Boeing and Bigelow Aerospace are teaming up to build a commercial space station system, with a 2015 target for a fully operational station in low Earth orbit (LEO), the companies announced on the first day of the show.

The aggressive schedule - with assembly in 2014 and testing to include an uncrewed trip to the station - is contingent upon the US Congress coming through with funding for NASA's proposed Commercial Crew Development (CCDev) Space Act Agreement programme this fall.

"We need the funding. The money that NASA has proposed closes the business case. Without that, we would have a difficult time," says Brewster Shaw, former astronaut and vice-president and general manager of Boeing's space exploration division.

Bigelow model
 © Billypix

The plan, crafted largely by Robert Bigelow, the US hotelier turned aerospace company owner, is to build a modular 690m3 (24,000ft3) space station in LEO, starting a second, larger station within years for the first.
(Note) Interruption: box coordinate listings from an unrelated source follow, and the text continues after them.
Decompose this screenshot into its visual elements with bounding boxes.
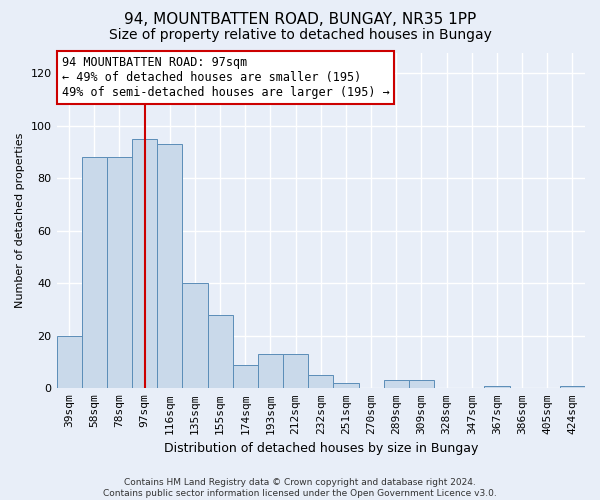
Text: Contains HM Land Registry data © Crown copyright and database right 2024.
Contai: Contains HM Land Registry data © Crown c… [103,478,497,498]
Y-axis label: Number of detached properties: Number of detached properties [15,132,25,308]
Bar [208,315,233,388]
Bar [182,284,208,389]
Bar [334,383,359,388]
Bar [383,380,409,388]
Bar [233,364,258,388]
X-axis label: Distribution of detached houses by size in Bungay: Distribution of detached houses by size … [164,442,478,455]
Bar [283,354,308,388]
Bar [484,386,509,388]
Bar [157,144,182,388]
Bar [308,375,334,388]
Bar [107,158,132,388]
Bar [560,386,585,388]
Bar [409,380,434,388]
Bar [56,336,82,388]
Bar [82,158,107,388]
Text: 94 MOUNTBATTEN ROAD: 97sqm
← 49% of detached houses are smaller (195)
49% of sem: 94 MOUNTBATTEN ROAD: 97sqm ← 49% of deta… [62,56,389,99]
Text: 94, MOUNTBATTEN ROAD, BUNGAY, NR35 1PP: 94, MOUNTBATTEN ROAD, BUNGAY, NR35 1PP [124,12,476,28]
Bar [258,354,283,388]
Bar [132,139,157,388]
Text: Size of property relative to detached houses in Bungay: Size of property relative to detached ho… [109,28,491,42]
The first will consist of four modules, four habitats and one propulsion and docking unit.

Bigelow says he is already expanding his factory outside Las Vegas by 17,000m2 (185,000ft2) to mass-produce the modules.

The programme would also include ground, mission and recovery operations systems as well as launch vehicles and a capsule based on the commercial crew transportation system already in development by Bigelow and Boeing as an offshoot of the CCDev programme. The capsule will be compatible with Atlas V, Delta IV and Falcon 9 launch systems, Shaw says.
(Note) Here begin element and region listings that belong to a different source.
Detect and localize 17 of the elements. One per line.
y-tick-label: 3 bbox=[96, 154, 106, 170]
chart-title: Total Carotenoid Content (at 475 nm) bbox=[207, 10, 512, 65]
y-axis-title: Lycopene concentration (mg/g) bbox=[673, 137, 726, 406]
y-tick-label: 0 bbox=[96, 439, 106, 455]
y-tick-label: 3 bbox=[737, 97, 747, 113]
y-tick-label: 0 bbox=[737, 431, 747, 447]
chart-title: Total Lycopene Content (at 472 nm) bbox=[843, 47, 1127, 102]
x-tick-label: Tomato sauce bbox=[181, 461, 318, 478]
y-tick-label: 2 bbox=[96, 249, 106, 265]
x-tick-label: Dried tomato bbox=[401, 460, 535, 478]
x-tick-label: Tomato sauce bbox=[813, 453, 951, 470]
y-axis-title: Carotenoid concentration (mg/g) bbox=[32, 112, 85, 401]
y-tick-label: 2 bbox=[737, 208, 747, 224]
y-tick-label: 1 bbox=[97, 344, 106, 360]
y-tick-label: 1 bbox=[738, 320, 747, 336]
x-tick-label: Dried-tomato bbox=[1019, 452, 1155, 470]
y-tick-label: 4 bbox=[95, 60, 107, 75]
Renting time on the first station would cost sovereign and commercial customers about $95m for a year, plus a per-astronaut cost of $24.9m, Bigelow says - a relative bargain compared with NASA's cost of $56m to send each astronauts to the International Space Station.

Bigelow also says he has already secured permission from the US State Department to run the project without any International Traffic in Arms Regulations concerns. "It's not a transfer of technology," Bigelow says, likening commercial space travel to commercial air travel.

"We believe space commerce will be a reality," Shaw says.

The Obama Administration, in a departure from previous US space policy, has proposed more emphasis on commercial space, with companies taking on major research and development and creating new launch capabilities, leaving NASA to focus on planetary exploration. Funding, however, has yet to materialise, with many in Congress concerned that the commercialisation of space is too dangerous an undertaking to support at this time.